Enclosure, Ballynora, Co. Cork
Co. Cork |
Enclosures
Sitting in open pasture at Ballynora in County Cork, an overgrown earthwork has appeared on Ordnance Survey maps for well over a century without attracting much attention.
Trapezoidal in plan and roughly thirty metres across in each direction, it is defined by a bank about a metre high and an external fosse, or ditch, dropping to around one and a half metres in depth. The fosse is the detail that makes the site quietly interesting: not all enclosures have one, and its presence outside the bank raises the possibility that this was once a moated site.

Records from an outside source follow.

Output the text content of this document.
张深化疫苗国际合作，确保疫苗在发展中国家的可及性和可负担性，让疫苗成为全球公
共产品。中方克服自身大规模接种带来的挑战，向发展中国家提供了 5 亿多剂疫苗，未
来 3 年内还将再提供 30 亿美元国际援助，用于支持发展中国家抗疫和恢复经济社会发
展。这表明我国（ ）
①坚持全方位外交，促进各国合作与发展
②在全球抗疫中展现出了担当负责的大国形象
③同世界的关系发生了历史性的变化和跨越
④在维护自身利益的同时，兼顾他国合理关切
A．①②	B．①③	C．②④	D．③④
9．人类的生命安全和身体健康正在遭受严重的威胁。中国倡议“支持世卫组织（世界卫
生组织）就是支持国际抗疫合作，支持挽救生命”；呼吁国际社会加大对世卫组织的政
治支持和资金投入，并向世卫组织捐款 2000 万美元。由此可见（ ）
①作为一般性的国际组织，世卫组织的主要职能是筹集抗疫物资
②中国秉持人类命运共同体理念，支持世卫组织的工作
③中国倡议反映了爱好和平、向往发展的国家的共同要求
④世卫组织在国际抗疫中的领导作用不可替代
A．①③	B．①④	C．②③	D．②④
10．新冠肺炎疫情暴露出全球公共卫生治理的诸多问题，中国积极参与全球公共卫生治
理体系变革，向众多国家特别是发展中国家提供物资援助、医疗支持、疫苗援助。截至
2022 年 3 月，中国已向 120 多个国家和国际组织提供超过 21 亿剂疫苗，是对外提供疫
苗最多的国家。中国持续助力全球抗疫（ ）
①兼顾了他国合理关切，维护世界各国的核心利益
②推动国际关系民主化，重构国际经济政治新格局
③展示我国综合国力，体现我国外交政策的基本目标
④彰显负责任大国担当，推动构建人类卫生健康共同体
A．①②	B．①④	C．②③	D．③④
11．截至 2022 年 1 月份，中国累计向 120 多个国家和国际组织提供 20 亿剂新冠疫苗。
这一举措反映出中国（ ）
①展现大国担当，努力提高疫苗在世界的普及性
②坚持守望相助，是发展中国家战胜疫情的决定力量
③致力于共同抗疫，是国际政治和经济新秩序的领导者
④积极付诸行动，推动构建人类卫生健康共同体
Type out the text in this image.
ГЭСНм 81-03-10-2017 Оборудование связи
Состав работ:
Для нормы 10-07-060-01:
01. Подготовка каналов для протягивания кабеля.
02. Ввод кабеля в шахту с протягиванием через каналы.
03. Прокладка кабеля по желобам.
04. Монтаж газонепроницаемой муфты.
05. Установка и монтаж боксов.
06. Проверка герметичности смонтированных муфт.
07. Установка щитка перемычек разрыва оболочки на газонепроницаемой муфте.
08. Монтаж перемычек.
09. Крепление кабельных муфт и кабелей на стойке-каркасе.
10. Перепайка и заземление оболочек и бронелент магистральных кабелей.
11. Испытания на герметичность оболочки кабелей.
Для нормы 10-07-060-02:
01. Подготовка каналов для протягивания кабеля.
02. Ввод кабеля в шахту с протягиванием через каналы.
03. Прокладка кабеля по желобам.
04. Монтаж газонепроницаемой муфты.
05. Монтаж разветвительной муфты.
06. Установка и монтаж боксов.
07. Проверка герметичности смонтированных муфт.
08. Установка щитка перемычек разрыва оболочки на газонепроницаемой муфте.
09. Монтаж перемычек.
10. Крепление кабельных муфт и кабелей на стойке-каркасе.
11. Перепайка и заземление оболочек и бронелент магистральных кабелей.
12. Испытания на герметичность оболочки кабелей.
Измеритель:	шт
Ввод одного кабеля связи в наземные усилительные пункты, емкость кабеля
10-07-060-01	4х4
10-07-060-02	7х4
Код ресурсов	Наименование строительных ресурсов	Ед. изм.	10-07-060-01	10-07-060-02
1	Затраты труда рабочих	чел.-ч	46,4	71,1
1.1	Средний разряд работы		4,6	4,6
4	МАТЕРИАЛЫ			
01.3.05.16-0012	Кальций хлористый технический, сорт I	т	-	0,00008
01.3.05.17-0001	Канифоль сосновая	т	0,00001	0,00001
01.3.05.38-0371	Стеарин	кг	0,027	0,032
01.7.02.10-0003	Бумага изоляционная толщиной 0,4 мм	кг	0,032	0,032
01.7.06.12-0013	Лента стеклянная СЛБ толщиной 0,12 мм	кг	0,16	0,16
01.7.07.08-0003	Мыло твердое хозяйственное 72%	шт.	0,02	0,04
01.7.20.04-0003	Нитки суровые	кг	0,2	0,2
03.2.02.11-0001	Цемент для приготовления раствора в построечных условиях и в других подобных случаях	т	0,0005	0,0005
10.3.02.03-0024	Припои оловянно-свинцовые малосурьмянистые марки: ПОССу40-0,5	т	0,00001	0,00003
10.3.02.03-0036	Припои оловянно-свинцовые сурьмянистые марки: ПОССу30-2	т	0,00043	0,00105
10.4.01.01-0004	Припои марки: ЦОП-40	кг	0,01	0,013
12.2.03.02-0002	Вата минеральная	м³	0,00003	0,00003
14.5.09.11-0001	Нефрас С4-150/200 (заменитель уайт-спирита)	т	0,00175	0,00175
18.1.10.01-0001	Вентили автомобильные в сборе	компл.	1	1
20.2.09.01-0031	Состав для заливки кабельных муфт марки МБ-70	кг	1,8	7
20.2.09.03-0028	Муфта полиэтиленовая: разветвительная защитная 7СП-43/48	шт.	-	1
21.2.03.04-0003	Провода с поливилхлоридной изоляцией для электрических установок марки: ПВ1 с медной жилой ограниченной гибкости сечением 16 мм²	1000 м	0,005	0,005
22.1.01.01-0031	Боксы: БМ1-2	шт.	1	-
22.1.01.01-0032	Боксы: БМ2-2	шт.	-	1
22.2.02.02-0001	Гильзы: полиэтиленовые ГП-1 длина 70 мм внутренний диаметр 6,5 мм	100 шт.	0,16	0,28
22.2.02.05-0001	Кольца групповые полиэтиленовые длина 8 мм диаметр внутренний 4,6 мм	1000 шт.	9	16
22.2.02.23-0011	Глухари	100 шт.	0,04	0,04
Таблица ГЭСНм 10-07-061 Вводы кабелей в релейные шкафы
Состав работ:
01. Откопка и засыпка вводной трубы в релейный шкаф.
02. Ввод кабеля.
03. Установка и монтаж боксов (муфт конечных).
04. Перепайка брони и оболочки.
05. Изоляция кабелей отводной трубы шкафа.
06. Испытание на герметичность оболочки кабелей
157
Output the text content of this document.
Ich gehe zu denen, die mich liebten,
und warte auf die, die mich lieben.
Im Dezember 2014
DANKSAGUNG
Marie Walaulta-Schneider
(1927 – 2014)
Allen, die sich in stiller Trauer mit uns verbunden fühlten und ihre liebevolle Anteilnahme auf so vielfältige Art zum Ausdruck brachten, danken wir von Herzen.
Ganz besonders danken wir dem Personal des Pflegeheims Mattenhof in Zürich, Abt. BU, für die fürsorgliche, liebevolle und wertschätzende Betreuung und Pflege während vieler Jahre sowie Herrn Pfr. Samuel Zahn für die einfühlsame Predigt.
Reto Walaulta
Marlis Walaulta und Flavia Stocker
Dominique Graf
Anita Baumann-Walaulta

Moated sites are a particular category of medieval enclosure, typically associated with Anglo-Norman settlement from the thirteenth and fourteenth centuries. They generally consist of a raised platform surrounded by a water-filled or seasonally wet ditch, and were used as defended farmsteads or manorial centres rather than military fortifications. The Ballynora example is cautiously described as a "possible" moated site, which is fair; the earthwork is partially overgrown and its form has been characterised as irregular, which makes confident classification difficult. Walsh, writing in 1985, noted these features and left the question open. What is clear is that the enclosure was already a fixed landscape feature when the first Ordnance Survey six-inch maps were produced in 1842, and it remained visible and mappable on the same series in 1903 and again in 1940, suggesting it has held its shape reasonably well across nearly two centuries of agricultural use.